Quando eu percebi que não estava mais fazendo nada sem o auxilio de IA, percebi também que estava me perdendo, deixando de colocar toda a criatividade que já existe dentro de mim em ação para dar ouvidos a uma máquina, que facilmente pode sugerir a mesma coisa para um milhão de pessoas. Resultado: todo mundo fazendo, criando e vivendo da mesma forma.
Não conseguia mais pensar em algo bom sozinha. Bom, era isso que eu pensava até ficar esse tempo sem produzir nada. A verdade é que nós temos a capacidade, entretanto, nosso tempo, como humanos é diferente de uma máquina. Não dá pra fazer tudo manualmente em dois segundos. As coisas levam tempo. Mas não é isso que tem sido vendido para nós com o uso de inteligência artificial.
Me via cansada o tempo todo mentalmente por estar sendo exposta a diversas possibilidades do que seguir em frente. E com isso a criatividade estava sendo minada, afinal, não existia tempo ocioso nem espaço para que elas florescessem sozinhas. Uma luta interna gigantesca por não saber colocar tão bem as palavras em seus devidos lugares no primeiro rascunho me impedia de escrever minhas próprias ideias. Até escrever a mão parecia uma tortura, afinal tinha me acostumado em escreve sempre com a aba do chat gpt aberta ao lado. Resumindo: estava perdendo minhas habilidades de escrever como sempre escrevi por não me achar mais suficiente.

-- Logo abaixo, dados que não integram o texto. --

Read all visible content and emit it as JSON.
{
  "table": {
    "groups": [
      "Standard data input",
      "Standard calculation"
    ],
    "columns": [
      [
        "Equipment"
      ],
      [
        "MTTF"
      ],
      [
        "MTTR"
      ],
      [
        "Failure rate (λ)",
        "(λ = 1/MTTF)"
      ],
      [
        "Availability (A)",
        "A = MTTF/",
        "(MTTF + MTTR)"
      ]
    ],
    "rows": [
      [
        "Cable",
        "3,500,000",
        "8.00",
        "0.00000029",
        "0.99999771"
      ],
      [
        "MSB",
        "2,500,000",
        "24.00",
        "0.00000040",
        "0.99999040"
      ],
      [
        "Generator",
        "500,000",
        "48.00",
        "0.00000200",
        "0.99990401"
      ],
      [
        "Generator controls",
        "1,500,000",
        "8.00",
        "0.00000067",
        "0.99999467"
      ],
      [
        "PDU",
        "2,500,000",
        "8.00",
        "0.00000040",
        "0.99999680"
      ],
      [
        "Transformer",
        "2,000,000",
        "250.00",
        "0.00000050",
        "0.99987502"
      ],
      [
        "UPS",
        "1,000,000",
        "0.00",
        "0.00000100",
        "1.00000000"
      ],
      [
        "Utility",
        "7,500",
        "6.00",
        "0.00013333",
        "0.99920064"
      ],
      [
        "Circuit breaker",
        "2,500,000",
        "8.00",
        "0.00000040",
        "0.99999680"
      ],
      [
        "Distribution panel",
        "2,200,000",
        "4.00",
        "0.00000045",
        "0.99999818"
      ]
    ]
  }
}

Após muitos dias assim, cheguei a conclusão de que não quero nada perfeito.
Quero que tenha a minha essência, e neste mundo caído, perfeição só existe em Deus. Correr atrás dela aqui na terra é puro desperdício de tempo e esforço.

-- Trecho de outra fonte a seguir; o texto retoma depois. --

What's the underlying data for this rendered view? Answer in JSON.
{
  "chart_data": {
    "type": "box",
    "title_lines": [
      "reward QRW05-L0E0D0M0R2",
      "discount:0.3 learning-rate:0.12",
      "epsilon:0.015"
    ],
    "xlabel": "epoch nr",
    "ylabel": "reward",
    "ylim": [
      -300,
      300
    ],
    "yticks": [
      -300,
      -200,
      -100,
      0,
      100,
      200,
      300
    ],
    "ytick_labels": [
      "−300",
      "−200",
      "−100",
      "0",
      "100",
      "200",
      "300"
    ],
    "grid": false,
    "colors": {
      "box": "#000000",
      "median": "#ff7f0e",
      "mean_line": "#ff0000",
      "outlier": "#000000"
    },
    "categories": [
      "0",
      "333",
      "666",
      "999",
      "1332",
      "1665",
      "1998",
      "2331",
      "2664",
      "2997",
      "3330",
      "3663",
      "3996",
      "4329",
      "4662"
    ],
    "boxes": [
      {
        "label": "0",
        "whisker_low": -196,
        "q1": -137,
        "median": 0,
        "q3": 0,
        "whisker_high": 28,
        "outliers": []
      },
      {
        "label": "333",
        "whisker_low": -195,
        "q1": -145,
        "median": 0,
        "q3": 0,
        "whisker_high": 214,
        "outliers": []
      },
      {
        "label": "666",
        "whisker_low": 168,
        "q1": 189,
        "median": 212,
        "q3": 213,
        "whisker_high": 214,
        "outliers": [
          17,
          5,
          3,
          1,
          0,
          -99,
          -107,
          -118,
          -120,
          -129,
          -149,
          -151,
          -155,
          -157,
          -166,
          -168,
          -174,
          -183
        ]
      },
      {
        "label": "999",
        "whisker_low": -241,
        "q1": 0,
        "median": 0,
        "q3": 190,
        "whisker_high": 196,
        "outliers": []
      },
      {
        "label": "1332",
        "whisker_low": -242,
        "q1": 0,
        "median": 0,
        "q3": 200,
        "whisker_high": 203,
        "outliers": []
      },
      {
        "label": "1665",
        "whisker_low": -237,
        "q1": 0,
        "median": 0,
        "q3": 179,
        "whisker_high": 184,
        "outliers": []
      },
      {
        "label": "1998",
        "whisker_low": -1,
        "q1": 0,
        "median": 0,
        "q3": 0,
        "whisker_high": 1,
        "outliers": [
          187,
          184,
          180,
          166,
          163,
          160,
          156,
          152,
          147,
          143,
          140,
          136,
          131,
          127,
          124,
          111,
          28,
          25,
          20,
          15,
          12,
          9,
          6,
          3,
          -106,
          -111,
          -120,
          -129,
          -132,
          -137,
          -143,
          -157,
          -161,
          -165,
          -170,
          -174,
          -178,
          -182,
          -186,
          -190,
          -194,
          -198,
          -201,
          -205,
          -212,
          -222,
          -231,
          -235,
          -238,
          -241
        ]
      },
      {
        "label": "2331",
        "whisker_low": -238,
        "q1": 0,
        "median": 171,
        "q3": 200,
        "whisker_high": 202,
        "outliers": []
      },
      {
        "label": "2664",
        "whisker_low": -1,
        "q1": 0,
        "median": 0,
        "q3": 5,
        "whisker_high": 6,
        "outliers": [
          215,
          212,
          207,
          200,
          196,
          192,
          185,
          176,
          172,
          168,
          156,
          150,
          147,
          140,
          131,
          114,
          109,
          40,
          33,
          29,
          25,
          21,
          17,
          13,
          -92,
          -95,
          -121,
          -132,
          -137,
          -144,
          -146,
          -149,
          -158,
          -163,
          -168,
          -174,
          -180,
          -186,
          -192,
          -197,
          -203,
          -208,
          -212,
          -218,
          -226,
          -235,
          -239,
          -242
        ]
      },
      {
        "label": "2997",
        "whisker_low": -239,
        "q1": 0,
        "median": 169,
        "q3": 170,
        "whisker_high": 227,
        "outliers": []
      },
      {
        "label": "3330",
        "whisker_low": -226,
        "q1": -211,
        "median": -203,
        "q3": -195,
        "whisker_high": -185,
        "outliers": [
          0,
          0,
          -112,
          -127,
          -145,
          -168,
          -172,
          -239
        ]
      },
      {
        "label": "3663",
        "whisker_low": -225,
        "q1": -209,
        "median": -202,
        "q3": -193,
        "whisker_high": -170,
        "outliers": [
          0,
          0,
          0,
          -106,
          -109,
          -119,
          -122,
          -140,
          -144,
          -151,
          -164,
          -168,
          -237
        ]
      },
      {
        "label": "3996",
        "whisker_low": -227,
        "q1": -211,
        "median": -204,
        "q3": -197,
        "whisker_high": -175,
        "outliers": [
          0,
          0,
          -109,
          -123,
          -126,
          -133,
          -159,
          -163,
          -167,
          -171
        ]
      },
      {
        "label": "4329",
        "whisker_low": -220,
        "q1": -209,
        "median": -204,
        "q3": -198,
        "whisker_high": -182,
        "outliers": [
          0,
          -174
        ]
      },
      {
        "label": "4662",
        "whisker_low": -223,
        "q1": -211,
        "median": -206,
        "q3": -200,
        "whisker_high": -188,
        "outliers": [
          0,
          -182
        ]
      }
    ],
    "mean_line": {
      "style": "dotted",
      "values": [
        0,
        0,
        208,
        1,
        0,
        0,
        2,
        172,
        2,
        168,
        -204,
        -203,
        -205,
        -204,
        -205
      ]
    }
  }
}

São nessas lacunas de imperfeição daquilo que se cria que a nossa essência é evidenciada. Quero errar, apagar todo um documento, quebrar a cabeça tentando encontrar uma forma melhor de descrever algo, pesquisar, prestar atenção nos detalhes, ouvir conversas que não são minhas, observar a vida acontecendo ao meu redor, me encher de referências que me darão repertório para colocar em palavras aquilo que eu quero escrever e publicar.
Espero que de alguma forma este texto tenha te feito refletir do lado daí, ponderando se o uso das tecnologias que foram feitas para nos auxiliar estão mesmo nos auxiliando ou se estão roubando a alegria e o cuidado daquilo que só nós deveríamos estar produzindo.